About 2,100 schools across the U.S. use the Los Angeles-based nonprofit's app, as well as schools in 25 countries. Students have completed about 2.5 million "check-ins."

When COVID hit, the app went from reaching 10,000 students to 140,000 students in two months, Miller said. That number has now reached about 160,000 students.

It's no coincidence. The American Psychological Association'sStress in America 2020 study shows that 43% of Gen Z teens, aged 13 to 17, say the level of stress in their life has increased over the past year. And aUNICEF report on the mental health of children globally found that 1 in 7 adolescents is estimated to live with a diagnosed mental disorder.

School districts across the country, and here in Los Angeles, are hiring school psychologists and psychiatric social workers to address the need.

Closegap targets schools because that's where Miller thought it would be most effective. "Not all families are created equal," she said. Community resources often fall short.

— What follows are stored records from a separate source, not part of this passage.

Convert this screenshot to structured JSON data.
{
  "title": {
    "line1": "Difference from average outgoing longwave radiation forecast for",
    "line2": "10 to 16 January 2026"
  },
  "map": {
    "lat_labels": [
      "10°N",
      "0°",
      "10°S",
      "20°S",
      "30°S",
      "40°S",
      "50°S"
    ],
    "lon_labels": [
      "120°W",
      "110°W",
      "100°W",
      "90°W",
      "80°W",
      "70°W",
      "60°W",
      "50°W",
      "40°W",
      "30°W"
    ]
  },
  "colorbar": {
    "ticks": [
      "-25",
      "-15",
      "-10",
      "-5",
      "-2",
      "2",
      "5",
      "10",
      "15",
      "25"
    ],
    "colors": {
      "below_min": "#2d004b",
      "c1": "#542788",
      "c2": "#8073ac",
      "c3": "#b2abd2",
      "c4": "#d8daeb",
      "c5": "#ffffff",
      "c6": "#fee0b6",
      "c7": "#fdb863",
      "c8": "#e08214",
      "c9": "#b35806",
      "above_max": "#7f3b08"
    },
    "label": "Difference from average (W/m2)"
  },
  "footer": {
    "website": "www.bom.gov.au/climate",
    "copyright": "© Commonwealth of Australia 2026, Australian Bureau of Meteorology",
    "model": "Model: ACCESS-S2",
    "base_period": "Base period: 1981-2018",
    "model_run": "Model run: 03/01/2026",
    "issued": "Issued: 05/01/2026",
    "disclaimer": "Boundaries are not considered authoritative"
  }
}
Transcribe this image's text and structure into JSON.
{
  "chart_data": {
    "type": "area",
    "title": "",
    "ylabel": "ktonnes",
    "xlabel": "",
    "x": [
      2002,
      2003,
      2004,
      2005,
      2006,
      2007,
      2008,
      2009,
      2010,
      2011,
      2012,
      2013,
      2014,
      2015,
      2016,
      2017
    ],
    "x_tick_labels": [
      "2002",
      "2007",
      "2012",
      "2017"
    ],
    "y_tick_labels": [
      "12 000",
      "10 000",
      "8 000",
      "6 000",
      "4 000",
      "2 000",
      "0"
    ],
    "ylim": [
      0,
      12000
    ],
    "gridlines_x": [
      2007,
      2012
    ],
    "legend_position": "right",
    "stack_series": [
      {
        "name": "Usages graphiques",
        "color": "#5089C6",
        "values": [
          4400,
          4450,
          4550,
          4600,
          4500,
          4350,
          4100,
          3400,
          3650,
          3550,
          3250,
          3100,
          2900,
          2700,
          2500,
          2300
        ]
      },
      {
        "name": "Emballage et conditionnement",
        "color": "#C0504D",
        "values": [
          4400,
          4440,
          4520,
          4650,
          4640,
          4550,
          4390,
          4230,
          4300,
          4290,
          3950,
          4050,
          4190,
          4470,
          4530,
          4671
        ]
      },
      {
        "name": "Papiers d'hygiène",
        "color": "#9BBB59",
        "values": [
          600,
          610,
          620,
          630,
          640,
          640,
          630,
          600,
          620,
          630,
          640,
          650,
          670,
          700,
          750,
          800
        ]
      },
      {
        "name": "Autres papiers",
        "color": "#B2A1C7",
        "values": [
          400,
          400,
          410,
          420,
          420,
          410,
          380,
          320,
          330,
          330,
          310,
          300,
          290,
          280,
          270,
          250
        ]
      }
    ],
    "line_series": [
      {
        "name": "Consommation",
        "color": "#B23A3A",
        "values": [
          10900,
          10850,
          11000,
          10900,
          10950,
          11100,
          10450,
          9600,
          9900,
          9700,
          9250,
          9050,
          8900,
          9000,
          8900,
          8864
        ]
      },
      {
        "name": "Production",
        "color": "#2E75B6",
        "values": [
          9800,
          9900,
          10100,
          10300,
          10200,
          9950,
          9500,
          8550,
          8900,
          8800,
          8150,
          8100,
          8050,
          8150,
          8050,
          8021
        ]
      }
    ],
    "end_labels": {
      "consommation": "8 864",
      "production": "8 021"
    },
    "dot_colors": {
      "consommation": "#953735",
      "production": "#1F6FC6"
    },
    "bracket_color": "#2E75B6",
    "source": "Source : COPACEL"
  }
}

She thought Closegap could help students make a connection with at least one adult.

"If we can optimize for that, if every kid had at least one trusted adult, our entire society would look different, that would literally change everything," she said. "That's why Closegap really focuses on that check in and getting them in contact with school counselors and teachers," Miller said.

The app has a free version that's more focused on the connection with an individual student as well as a recently launched paid premium product that provides aggregated data to school districts.

A teacher instructing a class on Closegap.

"The idea is to create a safe digital space, where they feel comfy sharing, so it's not just a survey," she said. "It's really this moment where you get to check in with your emotions, your somatic sensations, your energy level and then you get to share if you have any challenges."

There are then activities on the app that students can do if they choose, like deep breathing exercises, progressive muscle relaxation and therapeutic shaking.

When it comes to student data privacy, Miller said it's something she takes seriously and part of the reason she founded the organization as a nonprofit.

So far, the only time Closegap will intervene is when a student reports ideas of self-harm or suicide. They will follow-up with the school to ensure an adult has been in contact with that student. She said all of the students who have reported self-harm or suicide on the app are receiving treatment.

Miller has relied on philanthropic donations to fund the app so far. She has several investors, rather than a single one -- much like a startup backed by venture capitalists would have.

The company is now working on integrating pieces into the app that orient children to the future, rather than living in the here and now. Students who experience trauma are often stuck in their present situation, in survival mode, she said.

"What I want to work on next is really making sure that all students, regardless of the circumstances they find themselves in, have some concept of the future and can start to at least a little bit visualize what their lives might look like after whatever it is they're in," Miller said.